6. Show the PR to the user as a URL so user can click it, as well as full URL for copying.And you can easily tune what you want to see in the PR title and description, it’s just a text prompt, so adjust it to your needs.
How do I run this?#
For the commit.md one, I usually do it like this:
- Running it manually when I want to check-point my work (e.g
/commitor justfollow @commit.md). And this mode is probably not as frequent these days. - Have my agent run it while in progress of some long running orchestration loop. In this case it’s usually part of a verification step that is executed in a dedicated sub-agent.

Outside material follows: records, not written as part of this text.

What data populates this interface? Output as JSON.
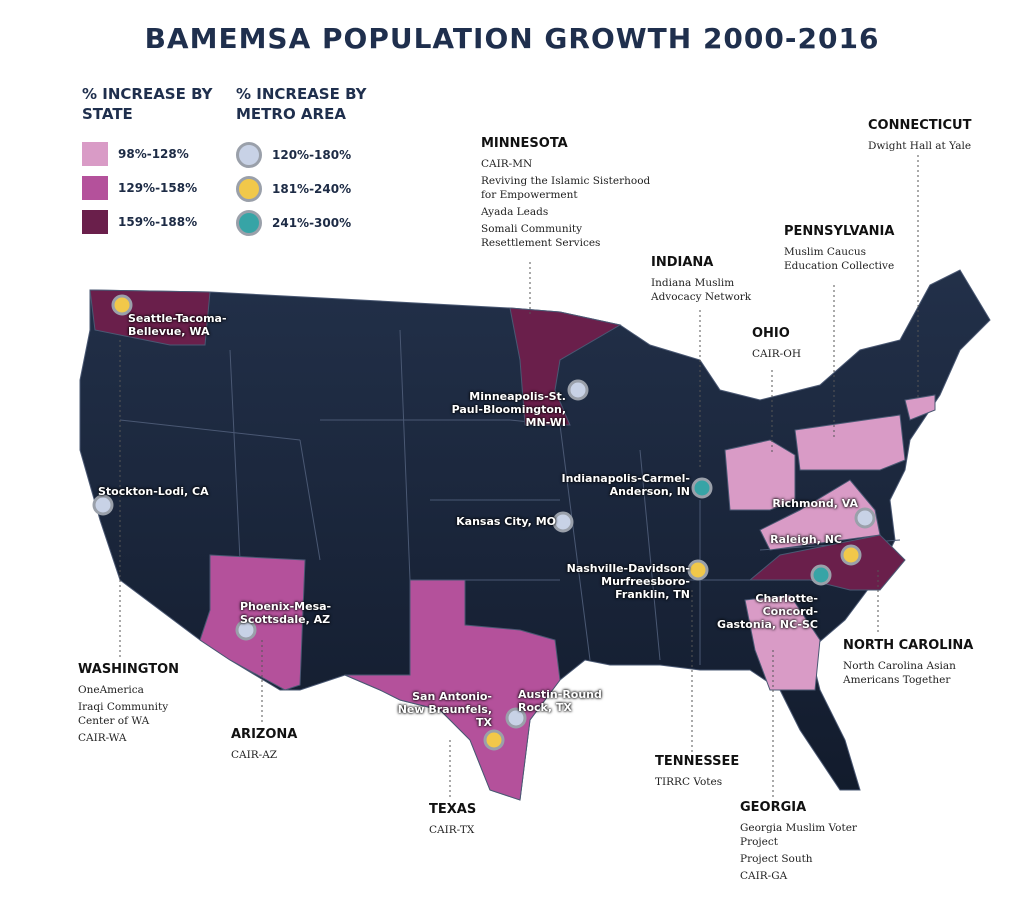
{
  "title": "BAMEMSA POPULATION GROWTH 2000-2016",
  "legend_state": {
    "title": "% INCREASE BY STATE",
    "items": [
      {
        "label": "98%-128%",
        "color": "#d99bc6"
      },
      {
        "label": "129%-158%",
        "color": "#b4519b"
      },
      {
        "label": "159%-188%",
        "color": "#6a1f4b"
      }
    ]
  },
  "legend_metro": {
    "title": "% INCREASE BY METRO AREA",
    "items": [
      {
        "label": "120%-180%",
        "color": "#c8d2e6"
      },
      {
        "label": "181%-240%",
        "color": "#f1c84a"
      },
      {
        "label": "241%-300%",
        "color": "#37a4a6"
      }
    ]
  },
  "metros": [
    {
      "label": "Seattle-Tacoma-Bellevue, WA",
      "level": 1
    },
    {
      "label": "Minneapolis-St. Paul-Bloomington, MN-WI",
      "level": 0
    },
    {
      "label": "Stockton-Lodi, CA",
      "level": 0
    },
    {
      "label": "Kansas City, MO",
      "level": 0
    },
    {
      "label": "Indianapolis-Carmel-Anderson, IN",
      "level": 2
    },
    {
      "label": "Richmond, VA",
      "level": 0
    },
    {
      "label": "Raleigh, NC",
      "level": 1
    },
    {
      "label": "Nashville-Davidson-Murfreesboro-Franklin, TN",
      "level": 1
    },
    {
      "label": "Charlotte-Concord-Gastonia, NC-SC",
      "level": 2
    },
    {
      "label": "Phoenix-Mesa-Scottsdale, AZ",
      "level": 0
    },
    {
      "label": "Austin-Round Rock, TX",
      "level": 0
    },
    {
      "label": "San Antonio-New Braunfels, TX",
      "level": 1
    }
  ],
  "annotations": [
    {
      "state": "MINNESOTA",
      "orgs": [
        "CAIR-MN",
        "Reviving the Islamic Sisterhood for Empowerment",
        "Ayada Leads",
        "Somali Community Resettlement Services"
      ]
    },
    {
      "state": "CONNECTICUT",
      "orgs": [
        "Dwight Hall at Yale"
      ]
    },
    {
      "state": "PENNSYLVANIA",
      "orgs": [
        "Muslim Caucus Education Collective"
      ]
    },
    {
      "state": "INDIANA",
      "orgs": [
        "Indiana Muslim Advocacy Network"
      ]
    },
    {
      "state": "OHIO",
      "orgs": [
        "CAIR-OH"
      ]
    },
    {
      "state": "WASHINGTON",
      "orgs": [
        "OneAmerica",
        "Iraqi Community Center of WA",
        "CAIR-WA"
      ]
    },
    {
      "state": "ARIZONA",
      "orgs": [
        "CAIR-AZ"
      ]
    },
    {
      "state": "TEXAS",
      "orgs": [
        "CAIR-TX"
      ]
    },
    {
      "state": "TENNESSEE",
      "orgs": [
        "TIRRC Votes"
      ]
    },
    {
      "state": "GEORGIA",
      "orgs": [
        "Georgia Muslim Voter Project",
        "Project South",
        "CAIR-GA"
      ]
    },
    {
      "state": "NORTH CAROLINA",
      "orgs": [
        "North Carolina Asian Americans Together"
      ]
    }
  ]
}
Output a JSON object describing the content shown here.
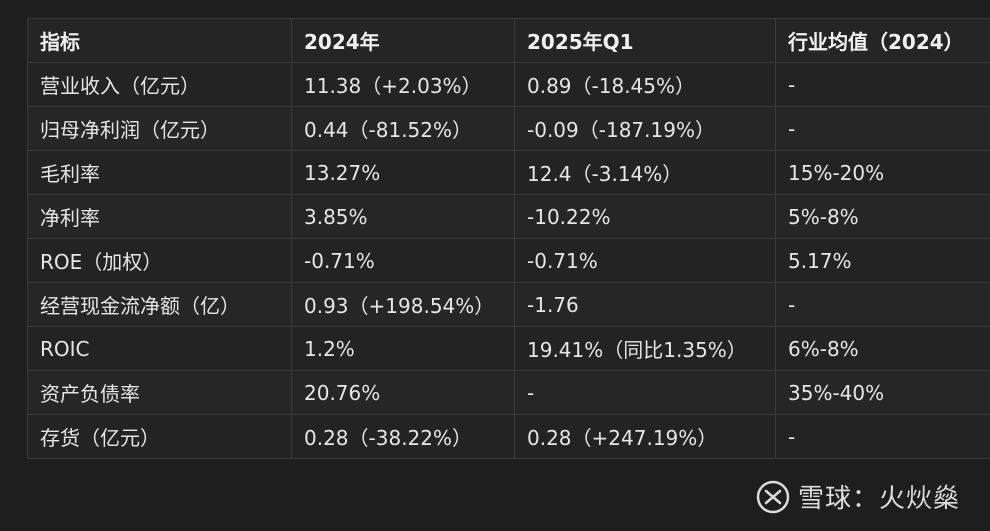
{
  "table": {
    "headers": [
      "指标",
      "2024年",
      "2025年Q1",
      "行业均值（2024）"
    ],
    "rows": [
      [
        "营业收入（亿元）",
        "11.38（+2.03%）",
        "0.89（-18.45%）",
        "-"
      ],
      [
        "归母净利润（亿元）",
        "0.44（-81.52%）",
        "-0.09（-187.19%）",
        "-"
      ],
      [
        "毛利率",
        "13.27%",
        "12.4（-3.14%）",
        "15%-20%"
      ],
      [
        "净利率",
        "3.85%",
        "-10.22%",
        "5%-8%"
      ],
      [
        "ROE（加权）",
        "-0.71%",
        "-0.71%",
        "5.17%"
      ],
      [
        "经营现金流净额（亿）",
        "0.93（+198.54%）",
        "-1.76",
        "-"
      ],
      [
        "ROIC",
        "1.2%",
        "19.41%（同比1.35%）",
        "6%-8%"
      ],
      [
        "资产负债率",
        "20.76%",
        "-",
        "35%-40%"
      ],
      [
        "存货（亿元）",
        "0.28（-38.22%）",
        "0.28（+247.19%）",
        "-"
      ]
    ]
  },
  "watermark": {
    "text": "雪球：火炏燊",
    "icon": "xueqiu-logo-icon"
  },
  "colors": {
    "background": "#1e1e1e",
    "border": "#3a3a3a",
    "text": "#e6e6e6"
  }
}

The create-pull-request.md is basically same story, running it either myself or my agent runs it when it’s time to submit the PR.
Before And After#
Typical commit messages produced the “old way”:
- cleanup
- fix
- more changes
- update tests
- final tweaksAnd this is what you can expect from the “new way”:
- Add AccountsStore load/validate/query and tests
- Add cmd/bbmd Cobra scaffold and DI smoke tests
- Implement bbmd auth sub-commands
- Implement bbmd pr sub-commands
- bbmd: unify auth/PR execution via exec helpers and testsAnd of course PR title and description are way better. Here is one of the PRs I created with this workflow: https://github.com/gemyago/atlacp/pull/38
If something goes wrong#
If you notice some misbehavior with those prompts, I have a very handy technique that helps to diagnose and fix such misbehavior - Agent Diagnostics Mode. You can use this technique to fix issues with your prompts, not just those commit/pull request ones, but in general - any model misbehavior. This was a handy tool for me and still is.
Model Choice: Please Do Not Use Your Most Expensive Model#
Using a premium reasoning model for commit messages is probably too much. Sure if it’s one-off and you just don’t want to leave the session - fine. But doing it all the time will burn your budget quicker, especially if your agent is orchestrating some big work and doing checkpoints often.
Use whatever fast and cheap model you have access to, experiment with it to make sure it is handling the task well, maybe even tune the prompt if it’s confusing to the model. Local models may also be interesting here, especially for housekeeping prompts like this one.
Save your budget on complex stuff, commit messages do not need that.
Is this lazy?#
Maybe. But it is the good kind of lazy.
The output is better, the friction is lower, and the history is more useful. I will take that trade-off.